- Born: 7 January 1929 Łódź, Poland
- Died: 23 May 2022 (aged 93) Paris, France
- Occupation: Orthopedic surgeon
- Known for: Survivor of The Holocaust
- Spouse: Etty Buzyn
- Children: Agnès Buzyn

= Élie Buzyn =

French surgeon (1929–2022)

Élie Buzyn (7 January 1929 – 23 May 2022) was a Polish-born French orthopedic surgeon, of Polish Jewish origin, a survivor and witness of The Holocaust.

==Biography==
Buzyn was born in Łódź, Poland. Initially, he was with his family in the Łódź Ghetto. As early as January 1945, in front of the advance of the Soviet Army, the Nazi authorities transferred the prisoners to the Buchenwald concentration camp, during the Death Marches. Arriving at the Buchenwald camp, he had his shoes stolen. After that, his feet froze. In the infirmary, he was told that he must have both feet amputated to prevent the development of gangrene. Frightened, he ran away from the infirmary and returned to his barracks. A Russian soldier, hearing about what had happened, recommended that he soak his feet alternately in cold and hot water. After a few days and nights, his legs began to heal.
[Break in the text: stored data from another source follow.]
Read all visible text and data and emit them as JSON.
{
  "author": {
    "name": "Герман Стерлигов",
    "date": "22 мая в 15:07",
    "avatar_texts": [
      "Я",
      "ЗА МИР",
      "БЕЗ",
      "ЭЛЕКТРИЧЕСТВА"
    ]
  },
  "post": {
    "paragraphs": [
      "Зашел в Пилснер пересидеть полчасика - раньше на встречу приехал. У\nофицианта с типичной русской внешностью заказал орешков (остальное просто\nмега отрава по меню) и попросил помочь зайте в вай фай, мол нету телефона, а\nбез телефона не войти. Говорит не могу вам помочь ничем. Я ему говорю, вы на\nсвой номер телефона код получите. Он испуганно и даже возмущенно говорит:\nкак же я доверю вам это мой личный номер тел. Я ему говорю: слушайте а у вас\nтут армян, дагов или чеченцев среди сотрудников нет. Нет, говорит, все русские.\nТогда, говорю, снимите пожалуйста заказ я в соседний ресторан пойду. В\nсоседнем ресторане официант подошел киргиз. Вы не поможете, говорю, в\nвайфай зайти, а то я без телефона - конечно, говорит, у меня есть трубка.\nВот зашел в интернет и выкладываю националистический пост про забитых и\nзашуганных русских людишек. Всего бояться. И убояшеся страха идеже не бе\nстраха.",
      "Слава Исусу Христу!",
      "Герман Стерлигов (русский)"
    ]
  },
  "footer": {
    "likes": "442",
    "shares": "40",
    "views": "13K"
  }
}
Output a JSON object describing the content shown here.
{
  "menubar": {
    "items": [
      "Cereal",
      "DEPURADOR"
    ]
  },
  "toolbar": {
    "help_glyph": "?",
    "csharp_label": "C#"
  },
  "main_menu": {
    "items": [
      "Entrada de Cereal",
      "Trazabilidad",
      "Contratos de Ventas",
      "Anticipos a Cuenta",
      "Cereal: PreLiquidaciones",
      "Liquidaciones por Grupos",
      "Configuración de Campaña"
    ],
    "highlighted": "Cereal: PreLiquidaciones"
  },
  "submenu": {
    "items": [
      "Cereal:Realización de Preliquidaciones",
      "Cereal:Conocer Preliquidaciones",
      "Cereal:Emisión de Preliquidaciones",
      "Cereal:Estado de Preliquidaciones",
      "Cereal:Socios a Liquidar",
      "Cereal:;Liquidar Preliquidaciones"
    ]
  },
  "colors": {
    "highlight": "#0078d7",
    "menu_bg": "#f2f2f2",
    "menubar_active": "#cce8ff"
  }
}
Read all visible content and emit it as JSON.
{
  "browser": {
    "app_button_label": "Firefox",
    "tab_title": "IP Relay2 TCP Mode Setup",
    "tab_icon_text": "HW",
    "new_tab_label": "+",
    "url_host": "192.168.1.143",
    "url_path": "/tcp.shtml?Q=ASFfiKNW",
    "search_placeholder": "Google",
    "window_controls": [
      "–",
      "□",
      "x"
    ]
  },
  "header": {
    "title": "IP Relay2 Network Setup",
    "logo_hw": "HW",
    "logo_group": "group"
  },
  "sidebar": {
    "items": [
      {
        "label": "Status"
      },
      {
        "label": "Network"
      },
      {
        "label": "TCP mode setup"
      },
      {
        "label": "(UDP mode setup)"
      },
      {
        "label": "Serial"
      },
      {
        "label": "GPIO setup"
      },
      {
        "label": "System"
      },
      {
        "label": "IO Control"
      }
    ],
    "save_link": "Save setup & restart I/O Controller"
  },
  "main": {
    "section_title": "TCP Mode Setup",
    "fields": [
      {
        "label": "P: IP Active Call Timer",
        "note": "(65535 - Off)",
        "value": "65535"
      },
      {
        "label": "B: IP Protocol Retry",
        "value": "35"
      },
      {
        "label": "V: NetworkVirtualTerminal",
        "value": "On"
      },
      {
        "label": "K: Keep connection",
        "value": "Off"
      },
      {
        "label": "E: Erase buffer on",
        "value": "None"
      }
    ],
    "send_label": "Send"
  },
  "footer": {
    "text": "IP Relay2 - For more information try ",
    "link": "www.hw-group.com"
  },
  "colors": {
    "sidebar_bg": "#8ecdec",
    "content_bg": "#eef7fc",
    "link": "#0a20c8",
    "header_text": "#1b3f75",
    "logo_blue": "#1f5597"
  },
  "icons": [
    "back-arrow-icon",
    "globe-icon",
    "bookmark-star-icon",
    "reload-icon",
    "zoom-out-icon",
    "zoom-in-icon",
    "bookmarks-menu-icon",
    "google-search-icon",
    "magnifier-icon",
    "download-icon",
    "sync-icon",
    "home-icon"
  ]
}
Later, he lived in Palestine for seven years, before it became the State of Israel; then, after a short stay in France, he spent two years in Oran. In 1956, he moved permanently to France and received a medical degree, and later became a surgeon. He testified to his desire to forget, which led to him being deprived of his liberty. After 50 years of silence, he decided to testify about his life to ghetto and camp survivors.

Buzyn annually visited Auschwitz.

He was knighted in the Legion of Honour in 2014 and commanded an Ordre des Palmes académiques in 2017.

Élie Buzyn was the husband of Etty Buzyn, psychologist, psychoanalyst and writer. He was the father of Agnès Buzyn, president of the College of the High Authority for Health then Minister of Health from 2017 to 2020. He died on 23 May 2022 at the age of 93.